Lots of snow and winter weather presents a great opportunity for things like sledding down the highest hill or snowball fights in the back yard. That being said, winter weather can be hard on your home. Extremely cold conditions can cause the water lines in your plumbing to freeze and burst, which could cause serious water damage and enduring negative effects.

Once your pipes are frozen solid, you should contact a plumber in Marshalltown to handle the problem. That being said, there’s a lot you can perform on your own to stop this from happening – and even minor prevention can go a long way.

What Pipes Are at More Risk of Freezing

The pipes at the greatest risk of freezing are uncovered water lines. Frequent locations for uninsulated pipes are within attic crawlspaces, near exterior walls, in the basement or even running beneath a modular home. Water lines that are not properly insulated are at the biggest risk.

How to Stop Pipes from Freezing in Your Home

Properly insulating exposed water lines is a solid first step to keeping your pipes ice free. You’ll often have access to most of these materials from your local plumbing company, and might also already have some somewhere in your home.

Try not to cover other flammable insulation materials where they may light on fire. If you don’t feel safe insulating the pipes yourself, call your local plumbing services professional in Marshalltown to handle the job.

If you do prefer to insulate the pipes by yourself, popular insulation materials for pipes consist of:

  • Wraps or roll insulation: Multiple plumbers, hardware stores and national retailers sell insulation – usually fiberglass, foam wraps or pipe sleeves – that you can use to cover or fit around your pipes. They are sold in different lengths and sizes to satisfy the needs of your home.
  • Newspaper: In a pinch, newspaper can be used for insulation. If the weather is cooling down and you aren’t able to put in more insulation before then, wrap uninsulated pipes in this.
  • Towels or rags: If you miss the opportunity to add insulation and don’t have any newspaper close by, wrapping particularly vulnerable pipes with towels or clean rags as a last-ditch effort can be just enough to keep the cold air off the pipes.

One other preventative step you can try to stop pipes from being covered in ice is to fill any cracks that could allow cold air into your home. Pay close attention to window frames, which can draw in surprisingly intense drafts. Not only should this help to stop your pipes from freezing, but it will have the added benefit of making your home more energy efficient.
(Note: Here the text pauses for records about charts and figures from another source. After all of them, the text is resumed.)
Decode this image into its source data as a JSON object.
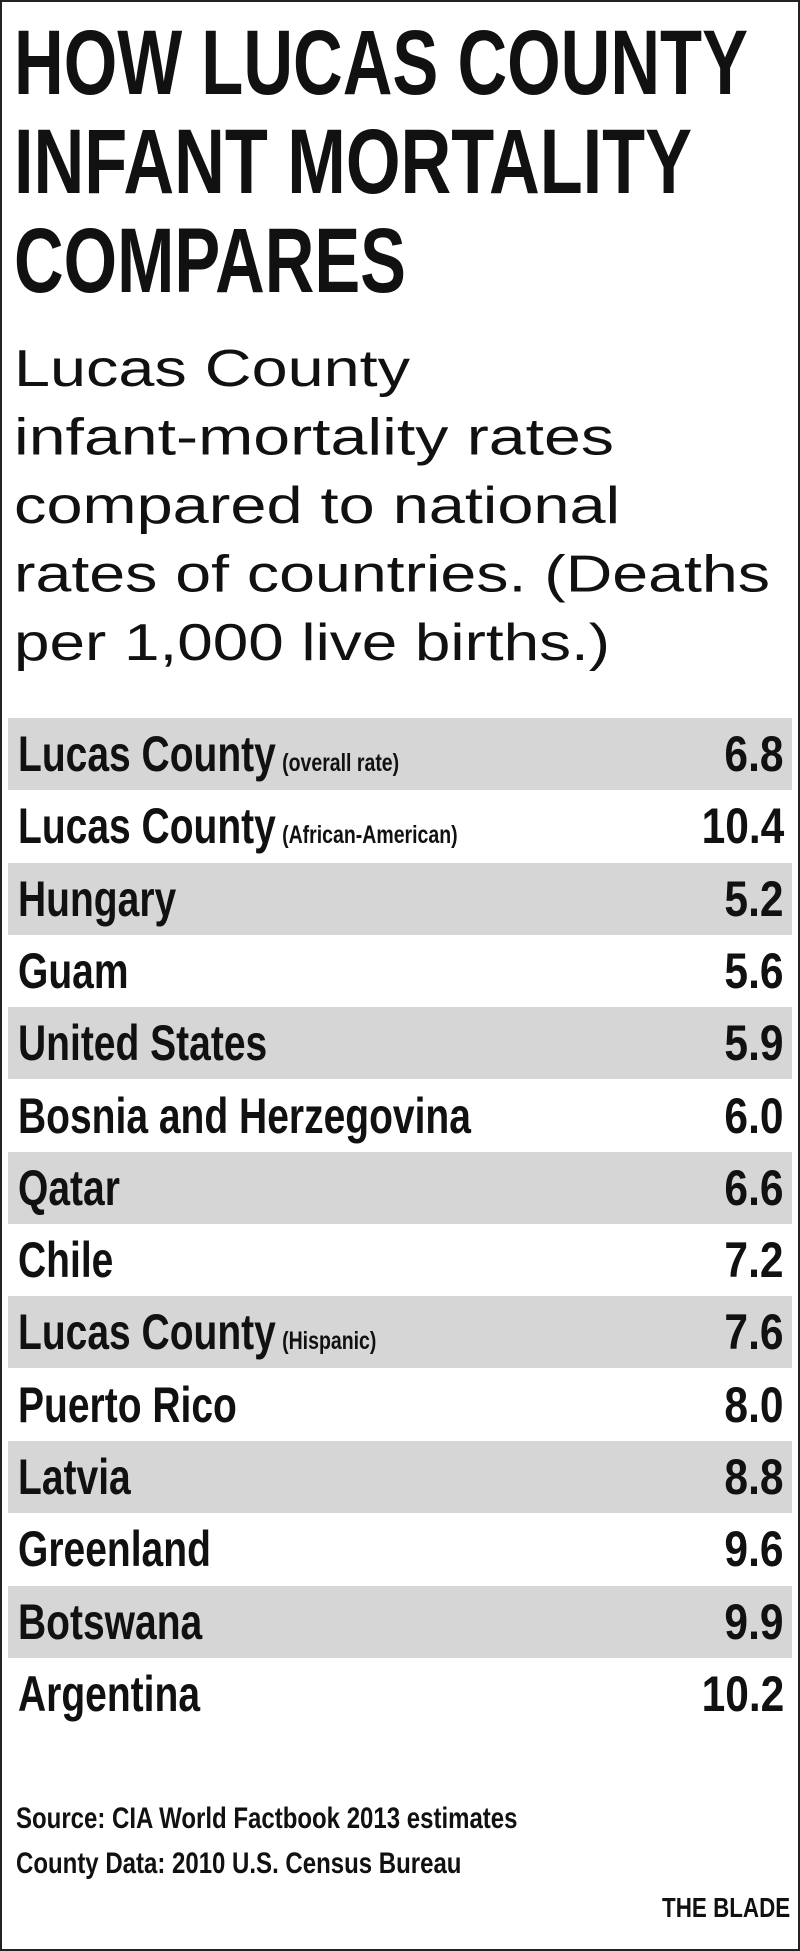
{
  "header": {
    "title_lines": [
      "HOW LUCAS COUNTY",
      "INFANT MORTALITY",
      "COMPARES"
    ],
    "subtitle_lines": [
      "Lucas County",
      "infant-mortality rates",
      "compared to national",
      "rates of countries. (Deaths",
      "per 1,000 live births.)"
    ]
  },
  "table": {
    "rows": [
      {
        "name": "Lucas County",
        "qualifier": "(overall rate)",
        "value": "6.8"
      },
      {
        "name": "Lucas County",
        "qualifier": "(African-American)",
        "value": "10.4"
      },
      {
        "name": "Hungary",
        "value": "5.2"
      },
      {
        "name": "Guam",
        "value": "5.6"
      },
      {
        "name": "United States",
        "value": "5.9"
      },
      {
        "name": "Bosnia and Herzegovina",
        "value": "6.0"
      },
      {
        "name": "Qatar",
        "value": "6.6"
      },
      {
        "name": "Chile",
        "value": "7.2"
      },
      {
        "name": "Lucas County",
        "qualifier": "(Hispanic)",
        "value": "7.6"
      },
      {
        "name": "Puerto Rico",
        "value": "8.0"
      },
      {
        "name": "Latvia",
        "value": "8.8"
      },
      {
        "name": "Greenland",
        "value": "9.6"
      },
      {
        "name": "Botswana",
        "value": "9.9"
      },
      {
        "name": "Argentina",
        "value": "10.2"
      }
    ]
  },
  "footer": {
    "source_lines": [
      "Source: CIA World Factbook 2013 estimates",
      "County Data: 2010 U.S. Census Bureau"
    ],
    "credit": "THE BLADE"
  }
}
Five More Ways to Keep Your Pipes from Freezing:

  • Open the cabinet doors. Opening the cabinet doors under the sinks and other rooms of your home with plumbing will permit more warm air from the rest of the room to get to the pipes.
  • Letting water drip. Keeping the water flowing by letting your faucets trickle even just a bit can help avoid frozen pipes.
  • Open interior doors. By opening doors between rooms or hallways, your home can be heated more consistently. This is especially important if there's a room that is generally colder or hotter than the remainder of your home.
  • Close the garage door. The exception to the open doors recommendation is the garage door, which you should keep down – namely if your water lines run through the garage.
  • Keep the heat steady. Experts recommend setting the thermostat at a uniform temperature and leaving it in place, rather than allowing it to get cooler at night. Set it no cooler than 55 degrees.

How to Prevent Pipes from Freezing in an Empty Home

When you’re at home, it’s not difficult to know when something goes wrong. But what additional steps can you attempt to stop pipes from freezing in an unused home or vacation home when the consequences from a frozen pipe might not be discovered for a while?

As with your primary residence, placing extra insulation around any exposed water lines, opening interior doors throughout the home and winterizing the vacant home are the first steps to attempt first.

Other Steps to Stop Pipes from Freezing in an Unused Home:

  1. Leave the heat on. Even though you aren’t going to be there, it’s best to leave the heat on – even if you adjust the thermostat down cooler than you would if you were there. As with a primary home, experts encourage keeping the temperature at no colder than 55 degrees.
  2. Shut water off and drain the lines. If you’re going to be gone for a long time or are winterizing a seasonal cabin or cottage, turning the water off to the house and emptying the water out of the water lines is one way to keep pipes from freezing and breaking. Remember to clear the water out of any appliances, such as the hot water heater, and the toilets. Make sure you empty all the water from the system. If you’re unsure of how to drain the water from the pipes, or don’t feel comfortable handling it yourself, a plumber in Marshalltown will be glad to step in.